Бывшая горничная. Чиновничья жена, чей муж сгинул в беспокойном семнадцатом. Овдовевшая попадья. Разорившаяся портниха. Башкирская крестьянка, потерявшая в Гражданскую всю семью и дом. Волостная библиотекарша, что перебралась в город с началом голода, потому как волость ее наполовину вымерла, а книги были растащены и сгорели в печах…
– Социальные работники есть? – безнадежно спросил Деев, прогуливаясь вдоль выстроившихся у состава в ряд новоприбывших и оглядывая их выцветшие платки и потертые шляпки.
Ответа не услышал.
– Учителя?
Нет ответа.
– Сестры милосердия?.. Сиделки?.. Нянечки?
Одна из женщин сделала шаг вперед, и Деев умолк на полуслове. Как не заметил он раньше эдакую паву? Казалась она моложе остальных – еще далеко до сорока – и красива так, что в первую минуту знакомства хотелось не говорить с ней, а только любоваться. Темные глаза и брови, и белизна лица, и прекрасная полнота тела – все это шло одно к другому необыкновенно. В голове завертелось невесть откуда пришедшее, нелепое: “персидская княжна”.
– Я имею представление об устройстве человеческого организма, – сказала. – Первую помощь ребенку или взрослому оказать смогу.
По мягкости произношения было слышно: татарка. Значит, княжна не персидская – татарская.
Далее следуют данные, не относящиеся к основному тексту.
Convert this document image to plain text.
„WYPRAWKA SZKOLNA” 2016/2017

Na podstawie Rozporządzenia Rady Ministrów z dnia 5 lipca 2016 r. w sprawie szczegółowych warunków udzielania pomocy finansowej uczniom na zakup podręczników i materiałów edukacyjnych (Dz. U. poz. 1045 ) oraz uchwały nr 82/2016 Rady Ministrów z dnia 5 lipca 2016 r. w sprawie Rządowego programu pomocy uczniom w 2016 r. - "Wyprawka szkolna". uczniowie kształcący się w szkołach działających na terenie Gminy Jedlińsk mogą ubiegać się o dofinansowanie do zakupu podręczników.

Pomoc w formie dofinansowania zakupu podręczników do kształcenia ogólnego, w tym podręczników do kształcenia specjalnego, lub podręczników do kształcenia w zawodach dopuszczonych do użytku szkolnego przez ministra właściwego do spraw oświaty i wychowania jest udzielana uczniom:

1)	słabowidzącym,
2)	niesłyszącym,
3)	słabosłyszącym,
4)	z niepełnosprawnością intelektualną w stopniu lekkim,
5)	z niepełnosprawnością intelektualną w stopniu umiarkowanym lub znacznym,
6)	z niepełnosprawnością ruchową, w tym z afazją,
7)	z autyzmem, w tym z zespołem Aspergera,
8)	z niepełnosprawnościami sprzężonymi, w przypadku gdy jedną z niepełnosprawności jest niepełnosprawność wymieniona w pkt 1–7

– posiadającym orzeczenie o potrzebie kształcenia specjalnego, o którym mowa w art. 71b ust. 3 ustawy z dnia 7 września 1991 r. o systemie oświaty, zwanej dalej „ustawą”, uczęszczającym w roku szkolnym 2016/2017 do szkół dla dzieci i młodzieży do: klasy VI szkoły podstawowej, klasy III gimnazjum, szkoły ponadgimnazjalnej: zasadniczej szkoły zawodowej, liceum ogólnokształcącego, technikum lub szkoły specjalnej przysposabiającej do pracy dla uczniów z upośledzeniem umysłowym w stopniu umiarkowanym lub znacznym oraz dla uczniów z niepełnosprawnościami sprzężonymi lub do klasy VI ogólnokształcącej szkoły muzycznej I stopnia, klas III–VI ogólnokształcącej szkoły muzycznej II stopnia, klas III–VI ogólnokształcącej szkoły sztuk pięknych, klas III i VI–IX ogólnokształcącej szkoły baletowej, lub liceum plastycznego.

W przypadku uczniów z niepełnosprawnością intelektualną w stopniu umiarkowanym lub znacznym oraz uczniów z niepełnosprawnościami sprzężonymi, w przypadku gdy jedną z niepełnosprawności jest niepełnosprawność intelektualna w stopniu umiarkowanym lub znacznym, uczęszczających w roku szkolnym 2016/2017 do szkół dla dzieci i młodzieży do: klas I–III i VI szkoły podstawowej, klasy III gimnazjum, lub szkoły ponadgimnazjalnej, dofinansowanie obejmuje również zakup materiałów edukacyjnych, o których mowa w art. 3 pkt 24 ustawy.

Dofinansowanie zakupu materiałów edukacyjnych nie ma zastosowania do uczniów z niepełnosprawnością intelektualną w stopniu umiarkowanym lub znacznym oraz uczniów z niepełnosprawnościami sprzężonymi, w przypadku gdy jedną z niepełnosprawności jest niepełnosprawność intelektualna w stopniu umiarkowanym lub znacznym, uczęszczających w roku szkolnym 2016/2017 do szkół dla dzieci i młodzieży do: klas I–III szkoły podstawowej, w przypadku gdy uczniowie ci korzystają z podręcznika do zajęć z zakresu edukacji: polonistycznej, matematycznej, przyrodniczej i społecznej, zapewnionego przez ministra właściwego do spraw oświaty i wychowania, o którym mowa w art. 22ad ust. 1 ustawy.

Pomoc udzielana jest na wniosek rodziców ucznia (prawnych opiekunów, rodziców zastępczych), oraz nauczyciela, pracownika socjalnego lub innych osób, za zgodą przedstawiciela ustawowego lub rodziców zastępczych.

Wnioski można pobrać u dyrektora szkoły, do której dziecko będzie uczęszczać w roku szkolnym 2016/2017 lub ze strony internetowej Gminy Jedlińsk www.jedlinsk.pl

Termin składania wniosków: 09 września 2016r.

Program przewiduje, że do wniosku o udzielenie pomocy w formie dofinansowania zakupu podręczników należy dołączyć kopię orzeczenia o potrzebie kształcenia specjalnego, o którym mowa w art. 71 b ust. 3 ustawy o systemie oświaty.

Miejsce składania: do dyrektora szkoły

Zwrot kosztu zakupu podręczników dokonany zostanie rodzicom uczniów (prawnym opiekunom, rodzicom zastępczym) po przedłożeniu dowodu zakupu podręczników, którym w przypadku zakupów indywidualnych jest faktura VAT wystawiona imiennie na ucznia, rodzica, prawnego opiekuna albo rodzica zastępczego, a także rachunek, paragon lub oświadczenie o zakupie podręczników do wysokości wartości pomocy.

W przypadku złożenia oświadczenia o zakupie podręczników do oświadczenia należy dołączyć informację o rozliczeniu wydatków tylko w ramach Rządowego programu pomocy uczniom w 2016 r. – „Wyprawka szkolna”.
Деев сглотнул пересохшим горлом и постарался придать голосу наибольшую начальственность:
– Медичка?
– Ихтиолог.
– Кто? – по-детски растерялся он.
– Специалист по изучению рыб.
Деев понял, что хлопает глазами, – в точности как Мемеля. Оторвал взгляд, откашлялся, свел брови, угрюмо оглядел остальных. И сестры глядели на него – угрюмо.
– Училась в университете Цюриха, на факультете естественных наук, – продолжала княжна. – Биологию изучала углубленно.
Деев не знал, где этот Цюрих – в Германии или в Голландии. И какие именно науки именуют естественными, не знал тоже.
– За ранеными ухаживала?
– Нет. Работала в Казанском ботаническом саду. Моей задачей было создание экзотической коллекции для аквариума.
– Какой коллекции? – вновь не сдержался, переспросил.
И рассердился, что переспрашивает уже который раз – как идиот. Умела же эта женщина загадками говорить, других дураками выставлять!
– Экзотической. Иными словами, редкой. Морские коньки, рыбы-клоуны, рыбы-бабочки… – карие глаза внезапно сделались ласковы и мечтательны, – …мавританские идолы, императорские ангелы…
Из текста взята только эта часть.